A viagem de Dona Glória

Assistia televisão quando lembrou que ainda tinham roupas no varal. Já era fim de tarde, havia apenas trapos de sol, melhor recolher as blusas que secavam. Dona Glória levantou-se devagar – desde novembro as costas doíam muito – e foi até o quintal. Enquanto puxava as meias secas, viu que a janela da cozinha estava aberta. Precipitou-se para fechá-la, e foi aí.

De vez de alcançar a veneziana, dona Glória alcançou a si mesma. É que, sem querer, uma folha seca de árvore prendeu-se na sola de seu chinelo esquerdo. Aquele ruído de folha sendo arrastada transportou-a para uma lembrança longínqua, onde a dor nas costas não existia, nem a diabetes, nem o prateado nos cabelos, nem o leque de rugas ao redor dos olhos.

Voltou cinqüenta anos no tempo. Ainda era a mesma pessoa pensativa, quieta, dócil. Olhou para o próprio corpo e viu o vestido roxo de veludo. Luvas roxas. A barriga reta, sem os escombros das quatro gravidezes. Os seios espertos, a pele firme. Reconheceu ao seu redor a Sociedade Harmonia Lyra, os amigos tão jovens, misturados com a fumaça de cigarro. Uma orquestra se apresentava; no violoncelo, o seu querido Ademar tocava. Tão novo, tão vivo.
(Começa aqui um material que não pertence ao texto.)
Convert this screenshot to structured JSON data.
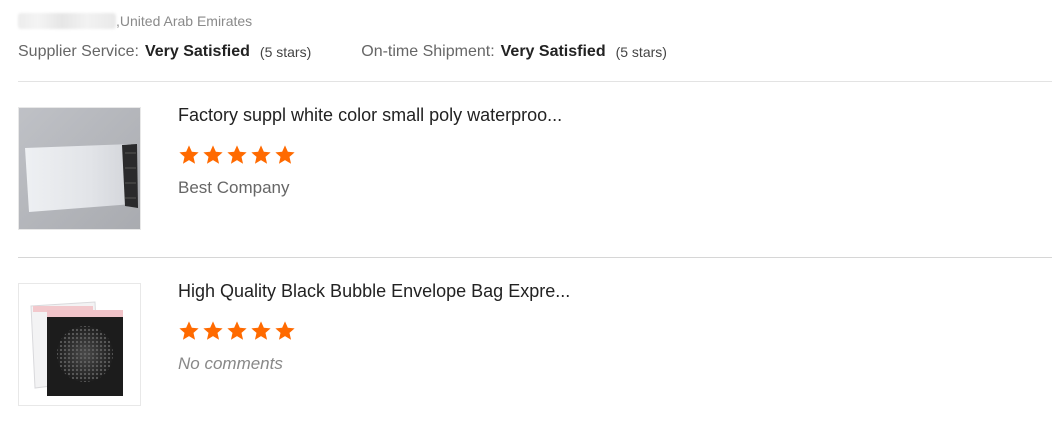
{
  "header": {
    "country": ",United Arab Emirates",
    "supplier_service": {
      "label": "Supplier Service:",
      "value": "Very Satisfied",
      "stars_text": "(5 stars)"
    },
    "on_time_shipment": {
      "label": "On-time Shipment:",
      "value": "Very Satisfied",
      "stars_text": "(5 stars)"
    }
  },
  "reviews": [
    {
      "title": "Factory suppl white color small poly waterproo...",
      "rating": 5,
      "comment": "Best Company",
      "image_icon": "white-poly-mailer-bag-image"
    },
    {
      "title": "High Quality Black Bubble Envelope Bag Expre...",
      "rating": 5,
      "comment": "No comments",
      "image_icon": "black-bubble-envelope-image"
    }
  ],
  "colors": {
    "star": "#ff6a00",
    "divider": "#e3e3e3"
  }
}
Então, quando foi cumprimentar seus pais que entravam no salão, escorregou numa folha seca de árvore, que deve ter entrado com o vento. Caiu no meio do salão, derramou o vinho, sujou todo o vestido. Neste momento, dona Glória transportou-se de volta para 2008, ao seu corpo pesado e difícil, cheio de cicatrizes e lembranças e marcas. Ela não quis reviver o vexame daquele dia no salão. Sentiu pena de si mesma...

...ao mesmo tempo que sentiu prazer em passear pelo tempo e reviver uma época que descansa no caixão. Esmagou a sensação de vexame do mesmo jeito que destruiu a folha seca, e continuou a sua vida, esperando reviver os tempos de sua infância, da infância dos filhos e da juventude antiga. Fechou a janela da cozinha, recolheu as roupas e procurou o verão pela noite que deitava.